On Fri, Aug 16, 2013 at 12:08 PM, Keith Freeman <8f...@gmail.com> wrote:

> I've run into the same problem, surprised nobody's responded to you.  Any
> time someone asks "how do I page through all the rows of a table in CQL3?",
> the standard answer is token() and limit.  But as you point out, this
> method will often miss some data from wide rows.
>
> Maybe a Cassandra expert will chime in if we're wrong.
>
> Your suggestion is possible if you know how to find the previous value of
> 'name' field (and are willing to filter out repeated rows), but wouldn't
> that be difficult/impossible with some keys?  So then, is there a way to do
> paging queries that get ALL of the rows, even in wide rows?
>
>
>
> On 08/13/2013 02:46 PM, Jan Algermissen wrote:
>
>> HI,
>>
>> ok, so I found token() [1], and that it is an option for paging through
>> randomly partitioned data.
>>
>> I take it that combining token() and LIMIT is the CQL3 idiom for paging
>> (set aside the fact that one shouldn't raelly want to page and use C*)
>>
>> Now, when I page through a CF with wide rows, limitting each 'page' to,
>> for example, 100 I end up in situations where not all 'sub'rows that have
>> the same result for token() are returned because LIMIT chops off the result
>> after 100 'sub'rows, not neccessarily at the boundary to the next wide row.
>>
>> Obvious ... but inconvenient.
>>
>> The solution would be to throw away the last token returned (because it's
>> wide row could have been chopped off) and do the next query with the token
>> before.
>>
>> So instead of doing
>>
>>       SELECT * FROM users WHERE token(name) > token(last-name-of-prev-**result)
>> LIMIT 100;
>>
>> I'd be doing
>>
>>      SELECT * FROM users WHERE token(name) >
>> token(one-befoe-the-last-name-**of-prev-result) LIMIT 100;
>>
>>
>> Question: Is that what I have to do or is there a way to make token() and
>> limit work together to return complete wide rows?
>>
>>
>> Jan
>>
>>
>>
>> [1] token() and how it relates to paging is actually quite hard to grasp
>> from the docs.
>>
>
>

Re: token(), limit and wide rows

Posted by Keith Freeman <8f...@gmail.com>.

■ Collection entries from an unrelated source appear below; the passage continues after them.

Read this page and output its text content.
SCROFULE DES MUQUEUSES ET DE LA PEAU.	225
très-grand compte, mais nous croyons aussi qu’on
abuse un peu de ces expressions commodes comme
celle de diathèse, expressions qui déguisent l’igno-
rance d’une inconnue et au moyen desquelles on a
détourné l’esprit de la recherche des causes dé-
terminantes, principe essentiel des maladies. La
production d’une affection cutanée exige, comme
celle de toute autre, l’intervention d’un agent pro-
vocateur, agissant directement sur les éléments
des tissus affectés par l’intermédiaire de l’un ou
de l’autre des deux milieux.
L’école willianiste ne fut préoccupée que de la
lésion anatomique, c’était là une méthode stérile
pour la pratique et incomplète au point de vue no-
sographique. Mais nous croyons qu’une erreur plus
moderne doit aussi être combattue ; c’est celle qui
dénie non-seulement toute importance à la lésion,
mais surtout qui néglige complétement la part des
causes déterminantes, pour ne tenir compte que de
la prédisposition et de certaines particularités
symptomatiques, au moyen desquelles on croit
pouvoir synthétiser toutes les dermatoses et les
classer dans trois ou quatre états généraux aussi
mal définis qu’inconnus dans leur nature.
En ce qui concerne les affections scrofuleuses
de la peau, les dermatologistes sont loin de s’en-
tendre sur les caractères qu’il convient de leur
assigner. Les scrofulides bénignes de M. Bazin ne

I've run into the same problem, surprised nobody's responded to you.  
Any time someone asks "how do I page through all the rows of a table in 
CQL3?", the standard answer is token() and limit.  But as you point out, 
this method will often miss some data from wide rows.

Maybe a Cassandra expert will chime in if we're wrong.

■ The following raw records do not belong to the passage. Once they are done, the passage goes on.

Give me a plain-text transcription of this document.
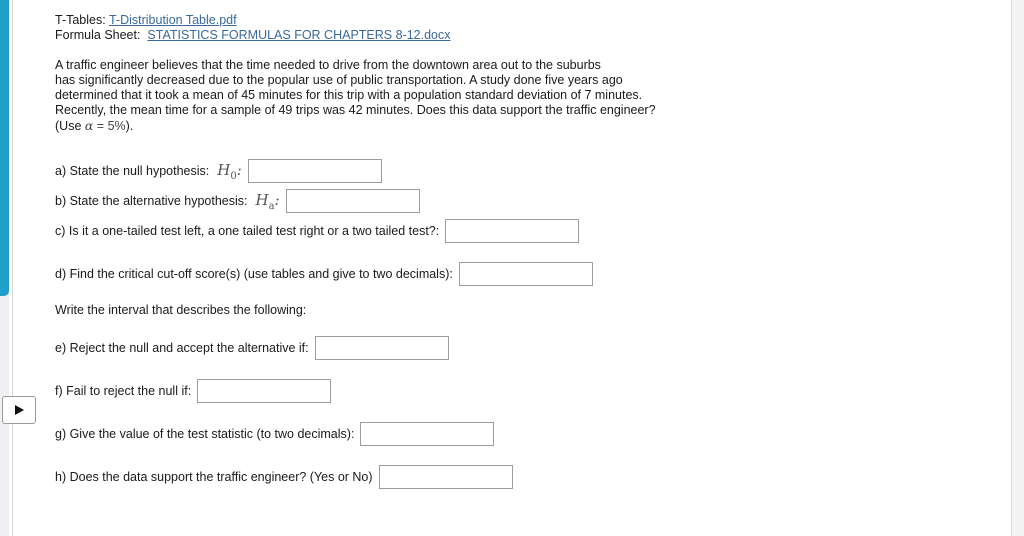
T-Tables: T-Distribution Table.pdf
Formula Sheet: STATISTICS FORMULAS FOR CHAPTERS 8-12.docx
A traffic engineer believes that the time needed to drive from the downtown area out to the suburbs
has significantly decreased due to the popular use of public transportation. A study done five years ago
determined that it took a mean of 45 minutes for this trip with a population standard deviation of 7 minutes.
Recently, the mean time for a sample of 49 trips was 42 minutes. Does this data support the traffic engineer?
(Use α = 5%).
a) State the null hypothesis: $H_0$:
b) State the alternative hypothesis: $H_a$:
c) Is it a one-tailed test left, a one tailed test right or a two tailed test?:
d) Find the critical cut-off score(s) (use tables and give to two decimals):
Write the interval that describes the following:
e) Reject the null and accept the alternative if:
f) Fail to reject the null if:
g) Give the value of the test statistic (to two decimals):
h) Does the data support the traffic engineer? (Yes or No)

Your suggestion is possible if you know how to find the previous value 
of 'name' field (and are willing to filter out repeated rows), but 
wouldn't that be difficult/impossible with some keys?  So then, is there 
a way to do paging queries that get ALL of the rows, even in wide rows?

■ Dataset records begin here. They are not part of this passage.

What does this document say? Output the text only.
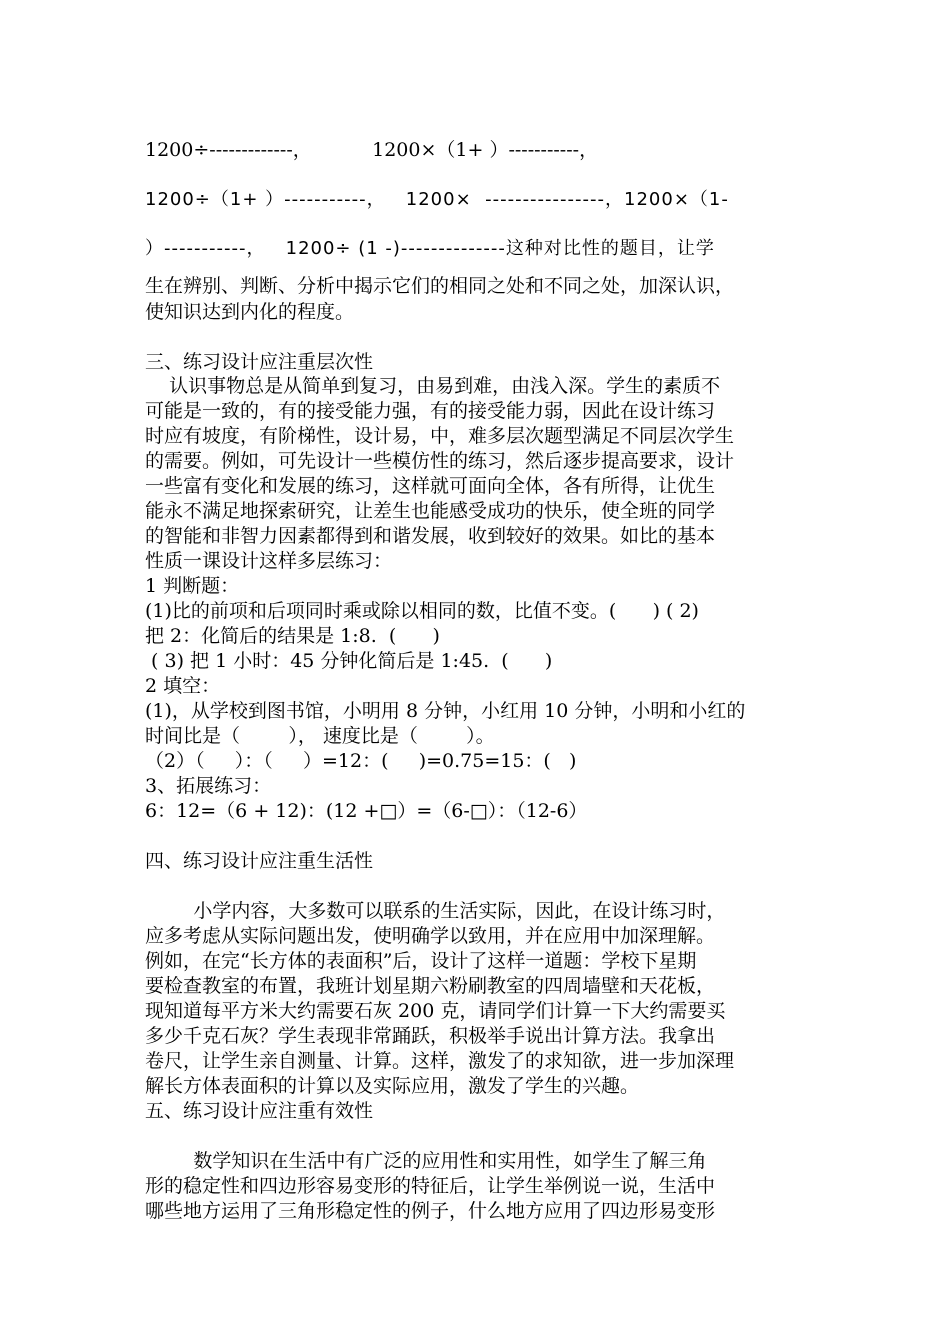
1200÷-------------，          1200×（1+ ）-----------，
1200÷（1+ ）-----------，   1200×  ----------------，1200×（1-
）-----------，   1200÷ (1 -)--------------这种对比性的题目，让学
生在辨别、判断、分析中揭示它们的相同之处和不同之处，加深认识，
使知识达到内化的程度。
三、练习设计应注重层次性
认识事物总是从简单到复习，由易到难，由浅入深。学生的素质不
可能是一致的，有的接受能力强，有的接受能力弱，因此在设计练习
时应有坡度，有阶梯性，设计易，中，难多层次题型满足不同层次学生
的需要。例如，可先设计一些模仿性的练习，然后逐步提高要求，设计
一些富有变化和发展的练习，这样就可面向全体，各有所得，让优生
能永不满足地探索研究，让差生也能感受成功的快乐，使全班的同学
的智能和非智力因素都得到和谐发展，收到较好的效果。如比的基本
性质一课设计这样多层练习：
1 判断题：
(1)比的前项和后项同时乘或除以相同的数，比值不变。(      ) ( 2)
把 2：化简后的结果是 1:8.  (      )
( 3) 把 1 小时：45 分钟化简后是 1:45.  (      )
2 填空：
(1)，从学校到图书馆，小明用 8 分钟，小红用 10 分钟，小明和小红的
时间比是（        ）， 速度比是（        ）。
（2）（     ）：（     ）=12：(     )=0.75=15：(   )
3、拓展练习：
6：12=（6 + 12)：(12 +□）=（6-□）：（12-6）
四、练习设计应注重生活性
小学内容，大多数可以联系的生活实际，因此，在设计练习时，
应多考虑从实际问题出发，使明确学以致用，并在应用中加深理解。
例如，在完“长方体的表面积”后，设计了这样一道题：学校下星期
要检查教室的布置，我班计划星期六粉刷教室的四周墙壁和天花板，
现知道每平方米大约需要石灰 200 克，请同学们计算一下大约需要买
多少千克石灰？学生表现非常踊跃，积极举手说出计算方法。我拿出
卷尺，让学生亲自测量、计算。这样，激发了的求知欲，进一步加深理
解长方体表面积的计算以及实际应用，激发了学生的兴趣。
五、练习设计应注重有效性
数学知识在生活中有广泛的应用性和实用性，如学生了解三角
形的稳定性和四边形容易变形的特征后，让学生举例说一说，生活中
哪些地方运用了三角形稳定性的例子，什么地方应用了四边形易变形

On 08/13/2013 02:46 PM, Jan Algermissen wrote:
> HI,
>
> ok, so I found token() [1], and that it is an option for paging through randomly partitioned data.
>
> I take it that combining token() and LIMIT is the CQL3 idiom for paging (set aside the fact that one shouldn't raelly want to page and use C*)
>
> Now, when I page through a CF with wide rows, limitting each 'page' to, for example, 100 I end up in situations where not all 'sub'rows that have the same result for token() are returned because LIMIT chops off the result after 100 'sub'rows, not neccessarily at the boundary to the next wide row.
>
> Obvious ... but inconvenient.
>
> The solution would be to throw away the last token returned (because it's wide row could have been chopped off) and do the next query with the token before.
>
> So instead of doing
>
>       SELECT * FROM users WHERE token(name) > token(last-name-of-prev-result) LIMIT 100;
>
> I'd be doing
>
>      SELECT * FROM users WHERE token(name) > token(one-befoe-the-last-name-of-prev-result) LIMIT 100;
>
>
> Question: Is that what I have to do or is there a way to make token() and limit work together to return complete wide rows?
>
>
> Jan
>
>
>
> [1] token() and how it relates to paging is actually quite hard to grasp from the docs.